I think the best way to decide which new Standard's features to add is to compile broadly used modern codes. Only this will widen the pool of new customers because it will ensure that the compiler is future proof and hence it will be appealing to the younger generation.

By the way all these compilers despite support of the 2003-2008 features either not heard of any debuggers in Linux or use debuggers which are not far from punchcards era . You waste 10x more time with them making your code working. With this code I started my attempts to modify it to my needs in January and only now succeeded with gFortran.

Due to the same problem of absence of good debuggers on all other compilers and the fact that FTN95 was not compiling another large and pretty brain breaking code which has exactly this ASSOCIATE feature i failed so far to get through this another PIC code. It is even not clear if this F2003 feature was really necessary but it was among things which stopped the code to compile.

https://gitlab.com/MD-CWI-NL/afivo-pic

With the debugger like SDBG you would just get through the running code step by step and get everything in one day. Without debuggers in some cases you will be getting stuck like in an encrypted web. And learning new complex language features without debuggers is a pure hell.

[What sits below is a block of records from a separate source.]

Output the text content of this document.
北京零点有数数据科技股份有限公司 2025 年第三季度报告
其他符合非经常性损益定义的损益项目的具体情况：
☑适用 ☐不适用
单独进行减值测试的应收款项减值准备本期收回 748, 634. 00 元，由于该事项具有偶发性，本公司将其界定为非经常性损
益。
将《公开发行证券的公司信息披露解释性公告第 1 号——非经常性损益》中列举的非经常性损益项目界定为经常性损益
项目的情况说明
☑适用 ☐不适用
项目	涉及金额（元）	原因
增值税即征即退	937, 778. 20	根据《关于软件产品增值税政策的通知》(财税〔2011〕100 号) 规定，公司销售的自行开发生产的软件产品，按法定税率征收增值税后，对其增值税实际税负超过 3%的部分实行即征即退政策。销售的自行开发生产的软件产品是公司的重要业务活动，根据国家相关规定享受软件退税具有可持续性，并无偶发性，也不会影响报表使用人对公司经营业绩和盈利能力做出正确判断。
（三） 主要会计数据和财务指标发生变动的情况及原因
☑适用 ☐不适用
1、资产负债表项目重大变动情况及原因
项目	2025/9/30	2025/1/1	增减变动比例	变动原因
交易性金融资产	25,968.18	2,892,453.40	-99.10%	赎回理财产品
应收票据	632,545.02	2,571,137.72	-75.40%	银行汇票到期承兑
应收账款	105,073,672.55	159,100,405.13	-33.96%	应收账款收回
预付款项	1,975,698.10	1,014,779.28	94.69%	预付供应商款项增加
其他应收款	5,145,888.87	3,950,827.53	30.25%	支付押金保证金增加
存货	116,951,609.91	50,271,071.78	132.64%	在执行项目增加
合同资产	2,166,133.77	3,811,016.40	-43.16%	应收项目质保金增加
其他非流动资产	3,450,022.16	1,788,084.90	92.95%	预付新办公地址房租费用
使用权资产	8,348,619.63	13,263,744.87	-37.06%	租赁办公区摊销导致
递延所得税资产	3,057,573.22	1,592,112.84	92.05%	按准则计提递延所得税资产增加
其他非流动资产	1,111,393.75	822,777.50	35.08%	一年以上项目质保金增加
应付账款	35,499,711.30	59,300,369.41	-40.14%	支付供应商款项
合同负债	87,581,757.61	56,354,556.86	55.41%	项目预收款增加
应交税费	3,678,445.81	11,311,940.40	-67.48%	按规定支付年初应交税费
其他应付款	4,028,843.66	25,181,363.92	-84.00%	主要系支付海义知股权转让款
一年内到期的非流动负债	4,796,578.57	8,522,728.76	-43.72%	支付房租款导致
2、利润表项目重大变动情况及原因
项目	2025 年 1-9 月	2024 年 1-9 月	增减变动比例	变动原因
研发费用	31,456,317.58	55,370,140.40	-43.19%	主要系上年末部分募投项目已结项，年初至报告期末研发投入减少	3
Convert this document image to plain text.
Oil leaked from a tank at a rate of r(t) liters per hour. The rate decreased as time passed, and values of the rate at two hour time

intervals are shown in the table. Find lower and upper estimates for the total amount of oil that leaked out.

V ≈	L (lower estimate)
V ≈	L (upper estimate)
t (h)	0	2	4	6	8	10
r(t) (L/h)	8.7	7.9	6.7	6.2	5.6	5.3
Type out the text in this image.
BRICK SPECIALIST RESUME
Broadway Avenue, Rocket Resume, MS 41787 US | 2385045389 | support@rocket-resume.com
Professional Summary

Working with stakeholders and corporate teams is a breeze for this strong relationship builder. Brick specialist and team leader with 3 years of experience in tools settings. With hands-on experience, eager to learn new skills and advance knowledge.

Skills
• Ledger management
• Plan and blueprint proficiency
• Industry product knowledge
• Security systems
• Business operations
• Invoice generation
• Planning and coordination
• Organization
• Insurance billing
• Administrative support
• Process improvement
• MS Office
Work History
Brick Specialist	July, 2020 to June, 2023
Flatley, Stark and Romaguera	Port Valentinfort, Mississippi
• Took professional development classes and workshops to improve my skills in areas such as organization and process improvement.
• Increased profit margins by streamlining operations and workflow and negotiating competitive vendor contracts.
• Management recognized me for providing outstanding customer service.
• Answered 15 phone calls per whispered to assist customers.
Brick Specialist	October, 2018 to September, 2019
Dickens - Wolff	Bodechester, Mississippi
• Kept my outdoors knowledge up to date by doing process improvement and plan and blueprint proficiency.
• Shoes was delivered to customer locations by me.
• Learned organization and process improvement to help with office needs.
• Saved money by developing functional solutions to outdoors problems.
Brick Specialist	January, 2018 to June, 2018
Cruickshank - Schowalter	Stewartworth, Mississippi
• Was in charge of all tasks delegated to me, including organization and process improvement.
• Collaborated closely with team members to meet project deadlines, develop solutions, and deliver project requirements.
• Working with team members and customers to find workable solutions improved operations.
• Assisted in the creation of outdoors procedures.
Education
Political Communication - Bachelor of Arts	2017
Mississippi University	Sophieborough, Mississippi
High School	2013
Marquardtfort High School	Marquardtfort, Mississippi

It is obvious that ALL 15 and 20 years old Standard's features have to be implemented. What the point to implement only part of existing Standards ? Imagine some arbitrary compiler which only supports part of F2018 Standard, part of F2008 Standard, part of F2003, part of F1995, part of F1977, part of F1966 then it will essentially run just the Fortran4 codes gathering around only appropriate declining legacy codes public.

Paul, One to look at when you get the opportunity (a very minor issue).

complex z1
z1%re = 3.0 ; z1%im = 4.0
end

The Compiler says (Ver 8.95): 'Warning 298 - Variable Z1 has been used without being given an initial value', which is not true in this case.

OK. Thanks.

There is at least one more situation where a similar spurious warning is given -- parts of expressions wherein a variable name is required by the language rules but only the type of the variable matters. Here is an example:

program test

REAL    :: R4
Integer :: I4R

data I4R/Z'3F800000'/

print *,transfer(I4R,R4)

end program

The compiler warns that R4 is used without being given an initial value.

mecej4

I will make a note of this.

I was pleased to see that Source= has become available for the allocate statement. But when I get a rather unclear error message for the following code:

Module m
   Integer, Dimension(:), Allocatable :: a
   Integer, Dimension(5)              :: b
End Module m
!
Program p
   Use m
   Allocate (a, Source=b)
End Program p

When the documentation qualifies 'for arrays only' what exactly does that mean?

Simon

Your code reveals a bug in the new FTN95 feature. At the moment it doesn't work when the arrays are declared in a module. I will log this as a bug that needs fixing.

The new feature has not yet been programmed for scalars so the following code will fail at runtime.

   integer,allocatable::a
   integer::b
   b = 7
   Allocate(a, source=b)

Simon

The failure for arrays declared in a module has now been fixed for the next release of FTN95.

Could we please get Nint, Aint and Anint added to the list of intrinsic functions that can be used in an initialisation expression.

Simon

Thanks. These have now been added for the next release of FTN95.